The Labour Court has issued a recommendation giving improved terms and conditions to Home Help workers employed by the Health Service Executive (HSE).


 Labour Court, HSE, Home Help


The recommendation, which is binding under the terms of the Haddington Road Agreement, was issued on 18th September, 2013, and will affect the employment terms and conditions of approximately 10,000 workers.  It is important to note that this agreement only applies to Home Helps who are employed by the HSE. Individuals employed by private companies or not-for-profit providers are not covered by this Labour Court recommendation.

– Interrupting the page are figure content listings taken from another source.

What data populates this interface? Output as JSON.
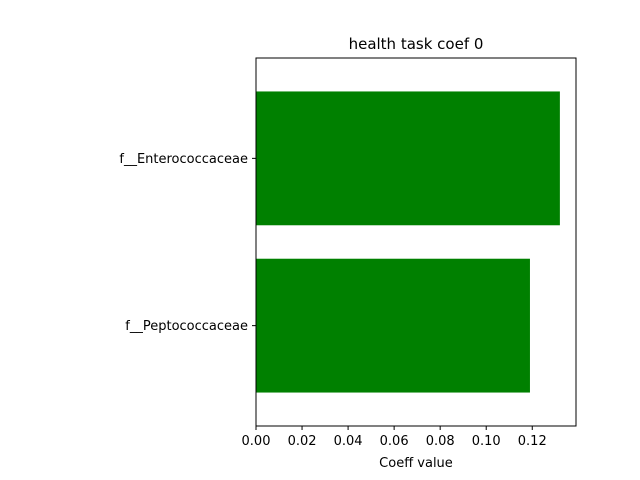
{
  "chart_data": {
    "type": "bar",
    "orientation": "horizontal",
    "title": "health task coef 0",
    "xlabel": "Coeff value",
    "ylabel": "",
    "categories": [
      "f__Peptococcaceae",
      "f__Enterococcaceae"
    ],
    "values": [
      0.119,
      0.132
    ],
    "xlim": [
      0,
      0.139
    ],
    "xticks": [
      0.0,
      0.02,
      0.04,
      0.06,
      0.08,
      0.1,
      0.12
    ],
    "xtick_labels": [
      "0.00",
      "0.02",
      "0.04",
      "0.06",
      "0.08",
      "0.10",
      "0.12"
    ],
    "grid": false,
    "legend": "none",
    "bar_color": "#008000"
  }
}
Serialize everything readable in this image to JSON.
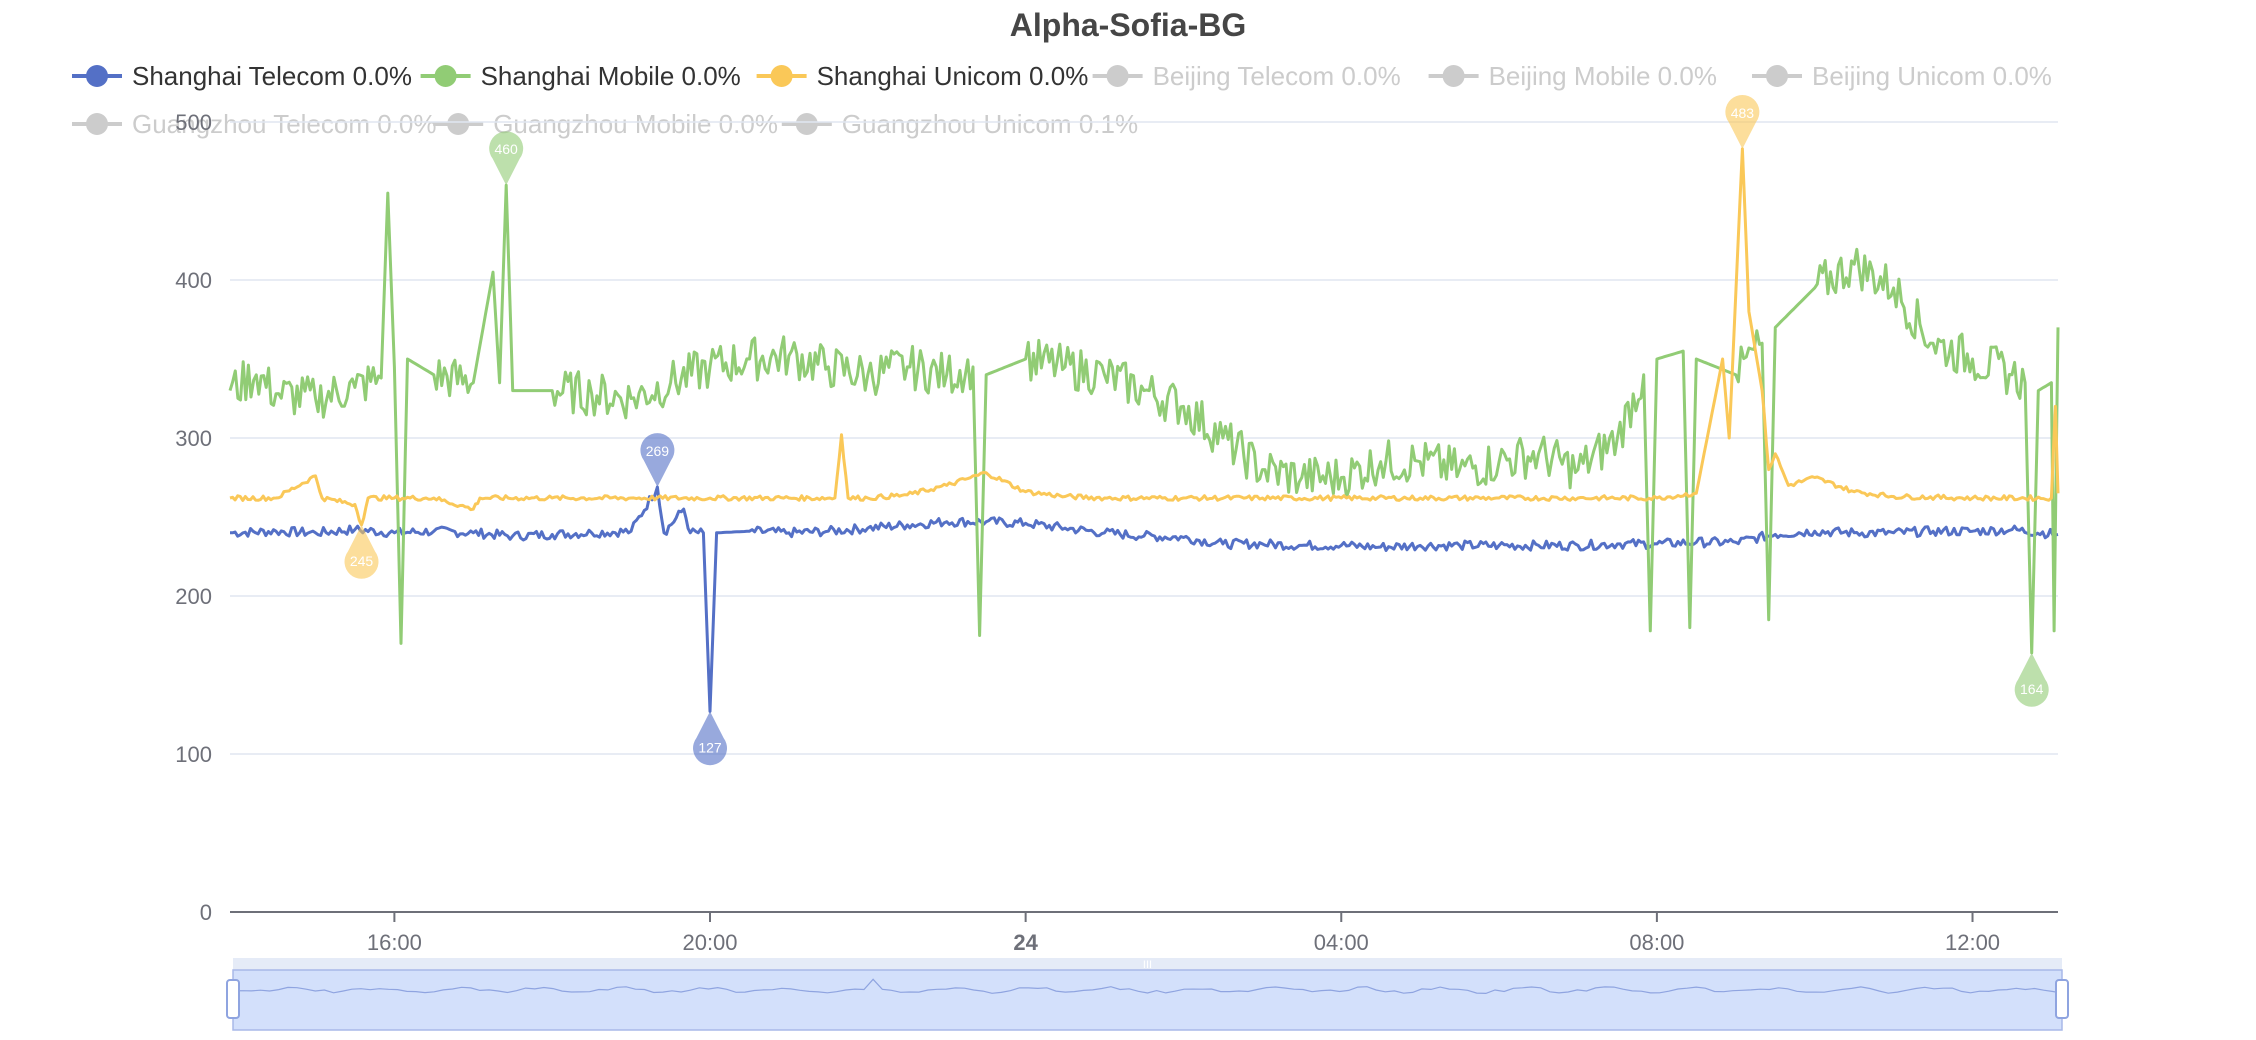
{
  "chart_data": {
    "type": "line",
    "title": "Alpha-Sofia-BG",
    "xlabel": "",
    "ylabel": "",
    "ylim": [
      0,
      500
    ],
    "y_ticks": [
      "0",
      "100",
      "200",
      "300",
      "400",
      "500"
    ],
    "x_range": [
      "13:55",
      "13:05 (+1 day)"
    ],
    "x_ticks": [
      {
        "label": "16:00",
        "x": "16:00",
        "bold": false
      },
      {
        "label": "20:00",
        "x": "20:00",
        "bold": false
      },
      {
        "label": "24",
        "x": "24:00",
        "bold": true
      },
      {
        "label": "04:00",
        "x": "04:00",
        "bold": false
      },
      {
        "label": "08:00",
        "x": "08:00",
        "bold": false
      },
      {
        "label": "12:00",
        "x": "12:00",
        "bold": false
      }
    ],
    "grid": true,
    "legend_position": "top",
    "series": [
      {
        "name": "Shanghai Telecom",
        "legend": "Shanghai Telecom 0.0%",
        "color": "#5470c6",
        "visible": true,
        "points": [
          [
            "13:55",
            240
          ],
          [
            "14:30",
            241
          ],
          [
            "15:00",
            240
          ],
          [
            "15:30",
            242
          ],
          [
            "16:00",
            240
          ],
          [
            "16:30",
            241
          ],
          [
            "17:00",
            240
          ],
          [
            "17:30",
            238
          ],
          [
            "18:00",
            239
          ],
          [
            "18:30",
            240
          ],
          [
            "19:00",
            241
          ],
          [
            "19:20",
            269
          ],
          [
            "19:25",
            240
          ],
          [
            "19:40",
            255
          ],
          [
            "19:45",
            240
          ],
          [
            "19:55",
            240
          ],
          [
            "20:00",
            127
          ],
          [
            "20:05",
            240
          ],
          [
            "20:30",
            241
          ],
          [
            "21:00",
            240
          ],
          [
            "21:30",
            241
          ],
          [
            "22:00",
            243
          ],
          [
            "22:30",
            245
          ],
          [
            "23:00",
            247
          ],
          [
            "23:30",
            247
          ],
          [
            "24:00",
            246
          ],
          [
            "00:30",
            243
          ],
          [
            "01:00",
            240
          ],
          [
            "01:30",
            238
          ],
          [
            "02:00",
            237
          ],
          [
            "02:30",
            233
          ],
          [
            "03:00",
            233
          ],
          [
            "03:30",
            232
          ],
          [
            "04:00",
            232
          ],
          [
            "04:30",
            231
          ],
          [
            "05:00",
            232
          ],
          [
            "05:30",
            232
          ],
          [
            "06:00",
            232
          ],
          [
            "06:30",
            232
          ],
          [
            "07:00",
            232
          ],
          [
            "07:30",
            233
          ],
          [
            "08:00",
            233
          ],
          [
            "08:30",
            234
          ],
          [
            "09:00",
            234
          ],
          [
            "09:30",
            239
          ],
          [
            "10:00",
            241
          ],
          [
            "10:30",
            240
          ],
          [
            "11:00",
            240
          ],
          [
            "11:30",
            241
          ],
          [
            "12:00",
            241
          ],
          [
            "12:30",
            242
          ],
          [
            "13:05",
            239
          ]
        ]
      },
      {
        "name": "Shanghai Mobile",
        "legend": "Shanghai Mobile 0.0%",
        "color": "#91cc75",
        "visible": true,
        "points": [
          [
            "13:55",
            330
          ],
          [
            "14:15",
            340
          ],
          [
            "14:30",
            328
          ],
          [
            "15:00",
            325
          ],
          [
            "15:30",
            332
          ],
          [
            "15:50",
            338
          ],
          [
            "15:55",
            455
          ],
          [
            "16:00",
            345
          ],
          [
            "16:05",
            170
          ],
          [
            "16:10",
            350
          ],
          [
            "16:30",
            340
          ],
          [
            "17:00",
            335
          ],
          [
            "17:15",
            405
          ],
          [
            "17:20",
            335
          ],
          [
            "17:25",
            460
          ],
          [
            "17:30",
            330
          ],
          [
            "18:00",
            330
          ],
          [
            "18:30",
            328
          ],
          [
            "19:00",
            325
          ],
          [
            "19:30",
            335
          ],
          [
            "20:00",
            345
          ],
          [
            "20:30",
            350
          ],
          [
            "21:00",
            352
          ],
          [
            "21:30",
            345
          ],
          [
            "22:00",
            340
          ],
          [
            "22:30",
            345
          ],
          [
            "23:00",
            340
          ],
          [
            "23:20",
            345
          ],
          [
            "23:25",
            175
          ],
          [
            "23:30",
            340
          ],
          [
            "24:00",
            350
          ],
          [
            "00:30",
            345
          ],
          [
            "01:00",
            340
          ],
          [
            "01:30",
            330
          ],
          [
            "02:00",
            320
          ],
          [
            "02:30",
            300
          ],
          [
            "03:00",
            280
          ],
          [
            "03:30",
            275
          ],
          [
            "04:00",
            275
          ],
          [
            "04:30",
            285
          ],
          [
            "05:00",
            285
          ],
          [
            "05:30",
            280
          ],
          [
            "06:00",
            285
          ],
          [
            "06:30",
            290
          ],
          [
            "07:00",
            280
          ],
          [
            "07:30",
            300
          ],
          [
            "07:50",
            340
          ],
          [
            "07:55",
            178
          ],
          [
            "08:00",
            350
          ],
          [
            "08:20",
            355
          ],
          [
            "08:25",
            180
          ],
          [
            "08:30",
            350
          ],
          [
            "09:00",
            340
          ],
          [
            "09:20",
            360
          ],
          [
            "09:25",
            185
          ],
          [
            "09:30",
            370
          ],
          [
            "10:00",
            395
          ],
          [
            "10:30",
            410
          ],
          [
            "11:00",
            395
          ],
          [
            "11:30",
            360
          ],
          [
            "12:00",
            350
          ],
          [
            "12:30",
            340
          ],
          [
            "12:40",
            335
          ],
          [
            "12:45",
            164
          ],
          [
            "12:50",
            330
          ],
          [
            "13:00",
            335
          ],
          [
            "13:02",
            178
          ],
          [
            "13:05",
            370
          ]
        ]
      },
      {
        "name": "Shanghai Unicom",
        "legend": "Shanghai Unicom 0.0%",
        "color": "#fac858",
        "visible": true,
        "points": [
          [
            "13:55",
            262
          ],
          [
            "14:30",
            262
          ],
          [
            "15:00",
            276
          ],
          [
            "15:05",
            262
          ],
          [
            "15:30",
            258
          ],
          [
            "15:35",
            245
          ],
          [
            "15:40",
            262
          ],
          [
            "16:00",
            262
          ],
          [
            "16:30",
            262
          ],
          [
            "17:00",
            255
          ],
          [
            "17:05",
            262
          ],
          [
            "18:00",
            262
          ],
          [
            "19:00",
            262
          ],
          [
            "20:00",
            262
          ],
          [
            "21:00",
            262
          ],
          [
            "21:35",
            262
          ],
          [
            "21:40",
            302
          ],
          [
            "21:45",
            262
          ],
          [
            "22:00",
            262
          ],
          [
            "22:30",
            264
          ],
          [
            "23:00",
            270
          ],
          [
            "23:30",
            278
          ],
          [
            "24:00",
            266
          ],
          [
            "00:30",
            263
          ],
          [
            "01:00",
            262
          ],
          [
            "02:00",
            262
          ],
          [
            "03:00",
            262
          ],
          [
            "04:00",
            262
          ],
          [
            "05:00",
            262
          ],
          [
            "06:00",
            262
          ],
          [
            "07:00",
            262
          ],
          [
            "08:00",
            262
          ],
          [
            "08:30",
            265
          ],
          [
            "08:50",
            350
          ],
          [
            "08:55",
            300
          ],
          [
            "09:05",
            483
          ],
          [
            "09:10",
            380
          ],
          [
            "09:20",
            330
          ],
          [
            "09:25",
            280
          ],
          [
            "09:30",
            290
          ],
          [
            "09:40",
            270
          ],
          [
            "10:00",
            275
          ],
          [
            "10:30",
            266
          ],
          [
            "11:00",
            263
          ],
          [
            "12:00",
            262
          ],
          [
            "13:00",
            262
          ],
          [
            "13:03",
            320
          ],
          [
            "13:05",
            265
          ]
        ]
      },
      {
        "name": "Beijing Telecom",
        "legend": "Beijing Telecom 0.0%",
        "color": "#cccccc",
        "visible": false,
        "points": []
      },
      {
        "name": "Beijing Mobile",
        "legend": "Beijing Mobile 0.0%",
        "color": "#cccccc",
        "visible": false,
        "points": []
      },
      {
        "name": "Beijing Unicom",
        "legend": "Beijing Unicom 0.0%",
        "color": "#cccccc",
        "visible": false,
        "points": []
      },
      {
        "name": "Guangzhou Telecom",
        "legend": "Guangzhou Telecom 0.0%",
        "color": "#cccccc",
        "visible": false,
        "points": []
      },
      {
        "name": "Guangzhou Mobile",
        "legend": "Guangzhou Mobile 0.0%",
        "color": "#cccccc",
        "visible": false,
        "points": []
      },
      {
        "name": "Guangzhou Unicom",
        "legend": "Guangzhou Unicom 0.1%",
        "color": "#cccccc",
        "visible": false,
        "points": []
      }
    ],
    "markers": [
      {
        "series": "Shanghai Telecom",
        "label": "269",
        "x": "19:20",
        "y": 269,
        "type": "max"
      },
      {
        "series": "Shanghai Telecom",
        "label": "127",
        "x": "20:00",
        "y": 127,
        "type": "min"
      },
      {
        "series": "Shanghai Mobile",
        "label": "460",
        "x": "17:25",
        "y": 460,
        "type": "max"
      },
      {
        "series": "Shanghai Mobile",
        "label": "164",
        "x": "12:45",
        "y": 164,
        "type": "min"
      },
      {
        "series": "Shanghai Unicom",
        "label": "483",
        "x": "09:05",
        "y": 483,
        "type": "max"
      },
      {
        "series": "Shanghai Unicom",
        "label": "245",
        "x": "15:35",
        "y": 245,
        "type": "min"
      }
    ],
    "data_zoom": {
      "start_percent": 0,
      "end_percent": 100,
      "handle_label": "III"
    }
  }
}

Services Industrial Professional and Technical Union (SIPTU) has been campaigning since 2009 in a bid to secure adequate contracts and security of earnings for its members. The Union has welcomed the Labour Court decision which brings an end to the extensive system of zero-hour contracts. Paul Bell, SIPTU Health Division Organiser, stated that the agreement put the terms and conditions of Home Helps on a “firm and binding platform for the first time since the community service was established thirty years ago”.


A Zero-hours contract is a type of employment where an employee must be available for work but does not have specified or guaranteed hours or a formal roster. This can cause challenging circumstances for employees where the hours of work as well as earnings are unpredictable.


Home Help Contracts


This Labour Court agreement provides for the issuing of annualised contracts guaranteeing a minimum of seven to 10 hours of work per week for each Home Help. Caroline Jenkinson, Labour Court Deputy Chairman, explained that “the number of hours to be allocated to each person will be based on 80 per cent of their actual hours worked in the six-month reference period between October 1st, 2011, and March 31st, 2012, with a minimum guarantee of seven hours”.



In addition to welcoming the removal of the zero-hours system Mr. Bell of SIPTU applauded a HSE effort to reorganise and manage the Home Help hours on a county by county basis.


Those who choose not to work under the annualised hour scheme may be entitled to receive compensation of between €2,000 and €3,000 under an exit deal.